昨年公開されたコメディ映画『ウェディング・ハイ』は脚本があのバカリズム。絶対に面白くないわけがないと劇場に足を運ぶ予定が、結局行けずじまいでした。

『王様のブランチ』の映画コーナーで、コメンテーターのLiLiCoが「いつも二枚目の岩ちゃん(岩田剛典)と向井くん(向井理)がこんな風に使われるのはあり得ない!」というようなことを言っていたので、実はそこに一番興味があった感じでしたかね(笑)。

大好きな中村倫也くんが出演しているのも、もちろん大きかったわけですが!

そろそろケーブルテレビで放送されないかどうか待ちに待っていましたが、先日その願いが叶いました。

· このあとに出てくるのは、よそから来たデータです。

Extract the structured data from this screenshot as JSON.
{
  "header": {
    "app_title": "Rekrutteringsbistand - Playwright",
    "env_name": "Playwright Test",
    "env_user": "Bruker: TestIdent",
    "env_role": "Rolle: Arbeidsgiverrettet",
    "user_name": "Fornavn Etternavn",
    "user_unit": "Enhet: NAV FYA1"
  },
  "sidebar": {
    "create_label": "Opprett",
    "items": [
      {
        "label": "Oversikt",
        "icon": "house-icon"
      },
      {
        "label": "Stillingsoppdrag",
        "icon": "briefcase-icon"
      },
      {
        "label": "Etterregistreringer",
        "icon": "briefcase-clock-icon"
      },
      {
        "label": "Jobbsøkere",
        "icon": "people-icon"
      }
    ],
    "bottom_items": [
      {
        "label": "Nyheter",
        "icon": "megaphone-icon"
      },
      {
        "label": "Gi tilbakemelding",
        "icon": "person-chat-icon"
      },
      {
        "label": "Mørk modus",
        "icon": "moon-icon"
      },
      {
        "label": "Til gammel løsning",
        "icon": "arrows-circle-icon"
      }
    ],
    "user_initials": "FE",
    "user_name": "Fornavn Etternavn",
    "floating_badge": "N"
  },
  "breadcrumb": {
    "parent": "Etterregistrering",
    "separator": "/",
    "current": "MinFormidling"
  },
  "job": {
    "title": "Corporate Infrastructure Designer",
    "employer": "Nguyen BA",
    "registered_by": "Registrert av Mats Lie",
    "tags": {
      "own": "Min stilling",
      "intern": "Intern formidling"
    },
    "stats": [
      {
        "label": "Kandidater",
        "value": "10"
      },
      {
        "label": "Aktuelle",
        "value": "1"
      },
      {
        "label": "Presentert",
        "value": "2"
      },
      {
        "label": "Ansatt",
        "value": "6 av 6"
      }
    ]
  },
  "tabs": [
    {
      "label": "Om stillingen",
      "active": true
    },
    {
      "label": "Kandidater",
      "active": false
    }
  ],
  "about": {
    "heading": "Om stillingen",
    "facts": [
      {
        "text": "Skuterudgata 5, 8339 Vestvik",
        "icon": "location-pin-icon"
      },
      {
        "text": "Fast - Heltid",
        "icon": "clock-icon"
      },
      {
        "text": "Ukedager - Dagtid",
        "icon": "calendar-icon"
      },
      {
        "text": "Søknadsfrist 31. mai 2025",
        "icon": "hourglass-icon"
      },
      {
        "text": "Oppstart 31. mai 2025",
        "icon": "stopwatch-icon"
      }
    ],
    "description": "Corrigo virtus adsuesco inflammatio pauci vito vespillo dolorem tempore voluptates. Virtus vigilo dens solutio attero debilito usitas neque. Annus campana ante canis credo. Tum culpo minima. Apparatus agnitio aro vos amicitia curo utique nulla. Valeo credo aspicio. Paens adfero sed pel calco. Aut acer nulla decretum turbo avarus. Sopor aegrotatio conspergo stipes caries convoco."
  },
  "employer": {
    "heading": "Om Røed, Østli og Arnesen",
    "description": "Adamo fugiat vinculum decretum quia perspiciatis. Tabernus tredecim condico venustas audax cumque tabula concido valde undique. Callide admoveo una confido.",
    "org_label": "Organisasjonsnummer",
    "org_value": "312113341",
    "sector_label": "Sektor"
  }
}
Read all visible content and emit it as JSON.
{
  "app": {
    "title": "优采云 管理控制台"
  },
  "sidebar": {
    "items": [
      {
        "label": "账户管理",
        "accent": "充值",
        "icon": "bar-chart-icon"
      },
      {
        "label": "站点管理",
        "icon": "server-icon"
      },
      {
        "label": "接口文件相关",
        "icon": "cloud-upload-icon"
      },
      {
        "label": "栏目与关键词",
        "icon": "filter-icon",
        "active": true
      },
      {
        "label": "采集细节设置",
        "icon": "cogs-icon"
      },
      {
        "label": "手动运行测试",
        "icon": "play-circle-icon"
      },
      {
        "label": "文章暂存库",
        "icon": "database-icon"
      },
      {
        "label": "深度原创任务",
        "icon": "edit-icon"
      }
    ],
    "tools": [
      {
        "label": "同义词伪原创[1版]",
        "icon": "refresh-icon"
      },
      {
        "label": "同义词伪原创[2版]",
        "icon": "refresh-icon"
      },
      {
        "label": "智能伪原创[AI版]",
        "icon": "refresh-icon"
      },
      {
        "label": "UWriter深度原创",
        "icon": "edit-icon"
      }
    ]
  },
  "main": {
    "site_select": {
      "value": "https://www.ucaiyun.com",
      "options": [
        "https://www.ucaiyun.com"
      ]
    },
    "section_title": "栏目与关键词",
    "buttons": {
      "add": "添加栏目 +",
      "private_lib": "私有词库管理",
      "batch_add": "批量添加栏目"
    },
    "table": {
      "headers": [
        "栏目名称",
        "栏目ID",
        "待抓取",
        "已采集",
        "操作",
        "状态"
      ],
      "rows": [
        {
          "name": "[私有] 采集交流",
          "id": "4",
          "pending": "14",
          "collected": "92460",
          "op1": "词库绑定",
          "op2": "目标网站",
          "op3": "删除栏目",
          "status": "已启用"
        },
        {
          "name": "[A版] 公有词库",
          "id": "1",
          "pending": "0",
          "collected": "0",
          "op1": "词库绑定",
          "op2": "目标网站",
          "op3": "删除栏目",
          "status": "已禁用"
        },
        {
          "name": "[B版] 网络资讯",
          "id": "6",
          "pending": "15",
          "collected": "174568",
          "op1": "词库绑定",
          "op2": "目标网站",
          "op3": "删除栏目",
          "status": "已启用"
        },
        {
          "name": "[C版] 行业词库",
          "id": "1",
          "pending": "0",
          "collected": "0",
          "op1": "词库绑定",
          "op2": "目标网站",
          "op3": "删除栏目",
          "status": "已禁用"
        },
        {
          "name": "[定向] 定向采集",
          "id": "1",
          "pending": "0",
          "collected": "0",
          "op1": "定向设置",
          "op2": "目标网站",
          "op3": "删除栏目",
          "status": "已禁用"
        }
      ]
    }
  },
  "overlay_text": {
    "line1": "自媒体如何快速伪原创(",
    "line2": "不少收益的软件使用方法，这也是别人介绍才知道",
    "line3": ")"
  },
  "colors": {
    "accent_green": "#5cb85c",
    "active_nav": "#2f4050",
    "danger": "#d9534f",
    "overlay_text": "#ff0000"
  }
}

注:以下、ネタバレが含まれるのでこれから観る予定の方は読まない方が純粋に楽しめると思われます。それから超長くなってしまったのでご了承願います!


結婚式までの道のり

映画の前半戦は「結婚式あるある」エピソードの連続で、バカリズムにしては珍しく少し退屈な滑り出しでした。

「結婚式は、新郎新婦にとって人生で一度きりの特別なイベント」。実は結婚式に気乗りしていなかった中村倫也演じる彰人と、バリバリ結婚式に命をかけていた関水渚演じる遥のカップルも、“最高の1日“にすべく念入りに準備を進めていました。

結婚式当日までに喧嘩するカップルは7割。その一番の原因は「夫のいい加減な態度」(笑)。一から百まで決めごとだらけなので、徐々に男性が面倒臭くなっていくのは仕方がないことかもしれません。

自分たちの結婚式の時も、なるべくお金をかけないために″席次表″など手作りできるものは手作りをし、主に妻である私が準備に一人奮闘していたことを懐かしく思い出しました。まぁ、結婚式は“妻のためのもの“という世間一般の認識なので、仕方がないと割り切って私はやっていました。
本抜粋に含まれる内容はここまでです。